A sequence is defined as $a_{n+1}=1+\frac{1}{a_n}$ for $n \ge 1$ with $a_{1}=1$

Will it converge and to what limit?

I found that the hint given in the book is that interpret each term $a_n=\frac{F_{n+1}}{F_n}$ where $F_{n}$ is the $n$ th Fibonacci number.

But I would be highly obliged if anyone poses a general approach towards this problem.

Also, I can show that $a_n$ is bounded above by $2$ and below by $1$..So, for the limit to exist all we need to show is that the sequence is monotonic, but I am not sure how to show this.

Answer 1

If it has a limit $\alpha$, then we have $\alpha=1+\frac{1}{\alpha}$, so $\alpha^2-\alpha-1=0$ and hence $\alpha=\frac{\sqrt5\pm1}{2}$. But we clearly have $a_n>1$ for all $n$, so the limit (if it exists) must be $\alpha=\frac{\sqrt5+1}{2}$. Note that $\frac{1}{\alpha}=\alpha-1$.

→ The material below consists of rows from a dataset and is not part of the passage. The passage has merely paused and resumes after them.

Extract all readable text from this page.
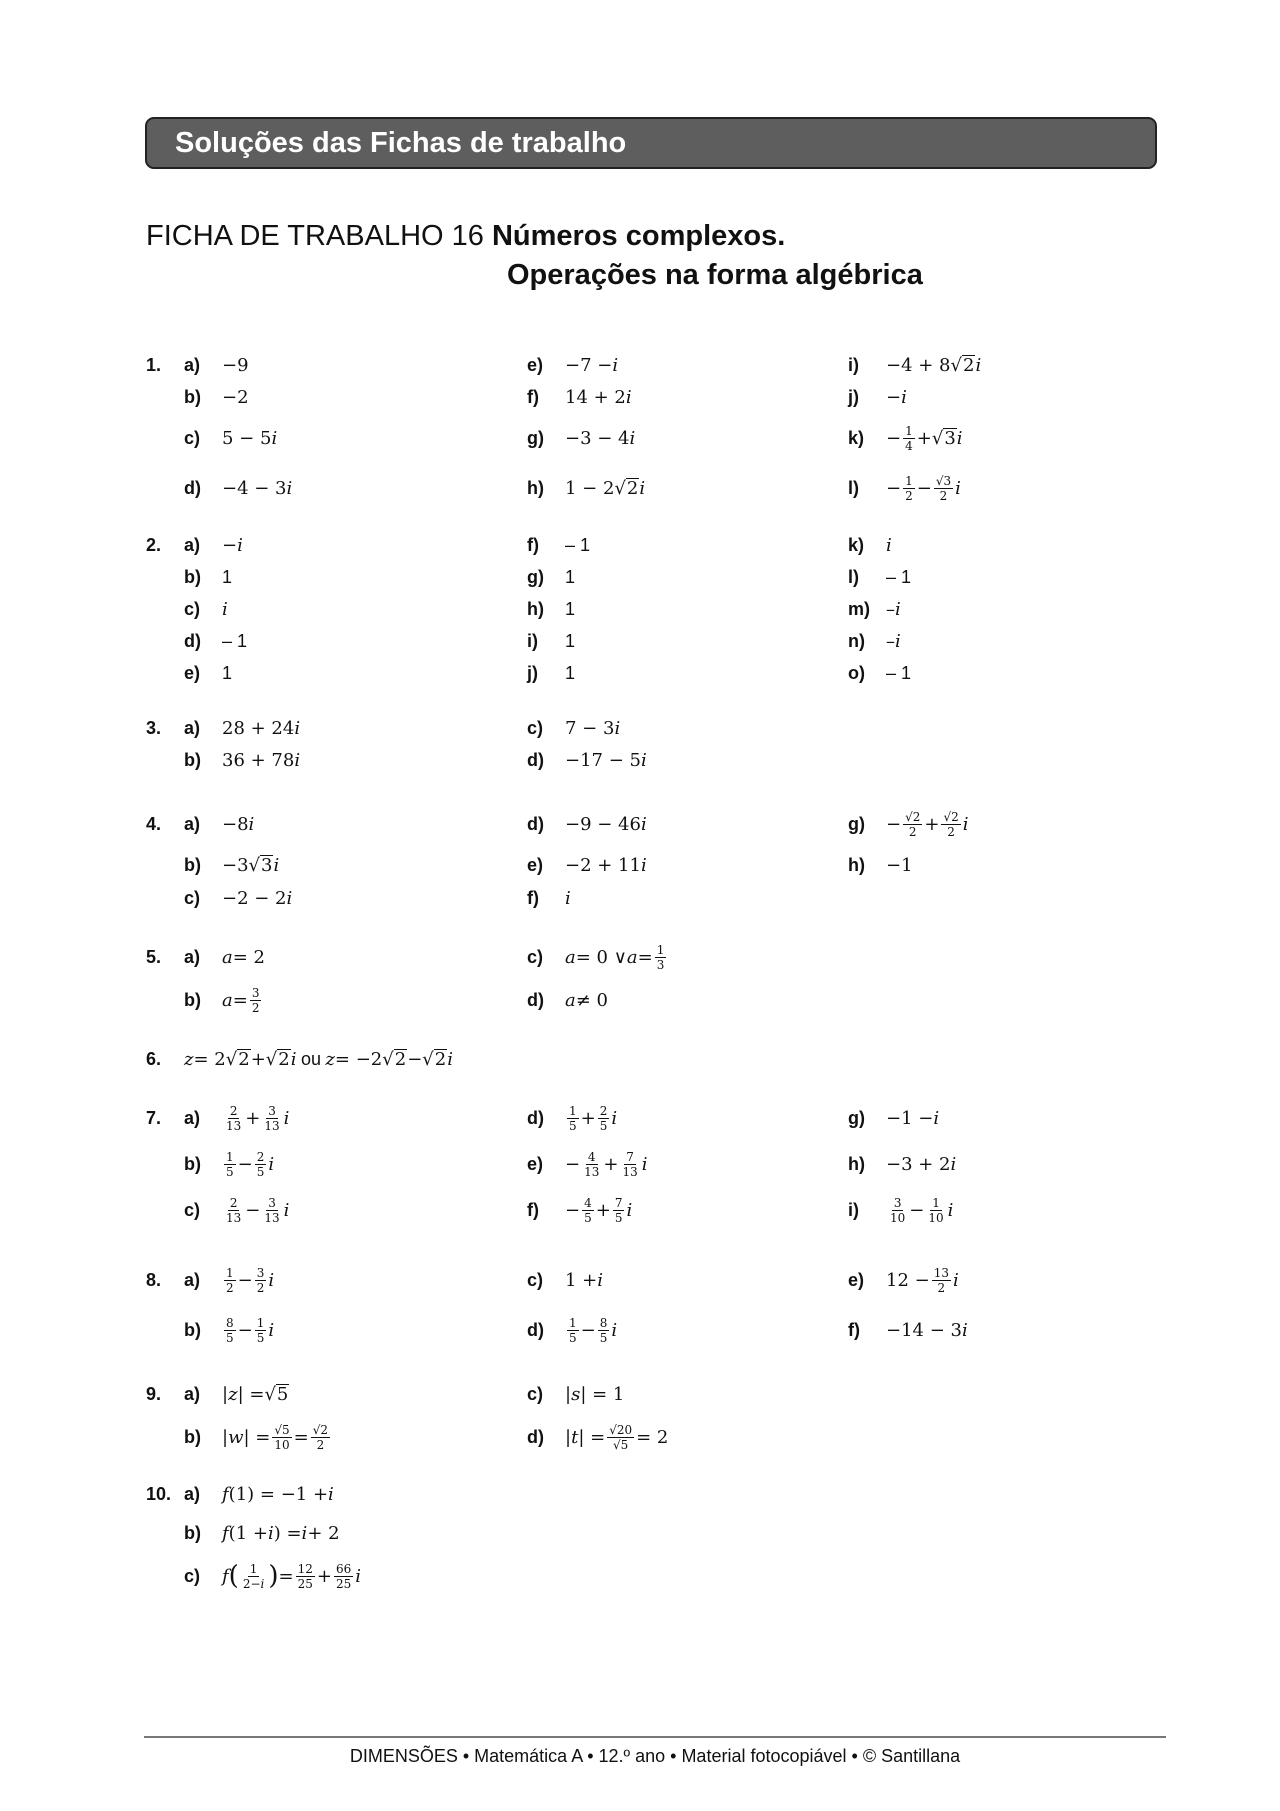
Soluções das Fichas de trabalho
FICHA DE TRABALHO 16 Números complexos.
Operações na forma algébrica
1. a)	−9
b)	−2
c)	5 − 5 i
d)	−4 − 3 i
e)	−7 − i
f)	14 + 2 i
g)	−3 − 4 i
h)	1 − 2 √ 2 i
i)	−4 + 8 √ 2 i
j)	− i
k)	− $\frac{1}{4}$ + √ 3 i
l)	− $\frac{1}{2} - \frac{√3}{2}$ i
2. a)	− i
b)	1
c)	i
d)	– 1
e)	1
f)	– 1
g)	1
h)	1
i)	1
j)	1
k)	i
l)	– 1
m) – i
n)	– i
o)	– 1
3. a)	28 + 24 i
b)	36 + 78 i
c)	7 − 3 i
d)	−17 − 5 i
4. a)	−8 i
b)	−3 √ 3 i
c)	−2 − 2 i
d)	−9 − 46 i
e)	−2 + 11 i
f)	i
g)	− $\frac{√2}{2} + \frac{√2}{2}$ i
h)	−1
5. a)	a = 2
b)	$a = \frac{3}{2}$
c)	a = 0 ∨ $a = \frac{1}{3}$
d)	a ≠ 0
6. z = 2 √ 2 + √ 2 i
ou
z = −2 √ 2 − √ 2 i
7. a)	$\frac{2}{13} + \frac{3}{13}$ i
b)	$\frac{1}{5} - \frac{2}{5}$ i
c)	$\frac{2}{13} - \frac{3}{13}$ i
d)	$\frac{1}{5} + \frac{2}{5}$ i
e)	− $\frac{4}{13} + \frac{7}{13}$ i
f)	− $\frac{4}{5} + \frac{7}{5}$ i
g)	−1 − i
h)	−3 + 2 i
i)	$\frac{3}{10} - \frac{1}{10}$ i
8. a)	$\frac{1}{2} - \frac{3}{2}$ i
b)	$\frac{8}{5} - \frac{1}{5}$ i
c)	1 + i
d)	$\frac{1}{5} - \frac{8}{5}$ i
e)	$12 - \frac{13}{2}$ i
f)	−14 − 3 i
9. a)	| z | = √ 5
b)	| w | = $\frac{√5}{10} = \frac{√2}{2}$
c)	| s | = 1
d)	| t | = $\frac{√20}{√5} = 2$
10. a)	f (1) = −1 + i
b)	f (1 + i ) = i + 2
c)	f ( $\frac{1}{2-i}$ ) = $\frac{12}{25} + \frac{66}{25}$ i
DIMENSÕES • Matemática A • 12.º ano • Material fotocopiável • © Santillana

We have $a_{n+1}-\alpha=1-\alpha+\frac{1}{a_n}=\frac{1}{a_n}-\frac{1}{\alpha}=\frac{\alpha-a_n}{\alpha a_n}$. Note that $a_n>1$, so $|a_{n+1}-\alpha|<\frac{1}{\alpha}|a_n-\alpha|$. Since $\alpha>1$ this implies that $\lim_{n\to\infty}|a_n-\alpha|=0$. Hence the sequence tends to $\alpha$.

Answer 2

To simplify this problem consider two different series and prove they are converging , odd terms and even . Then prove they converge to same answer . Represent $a_{n+2}=f(a_{n})$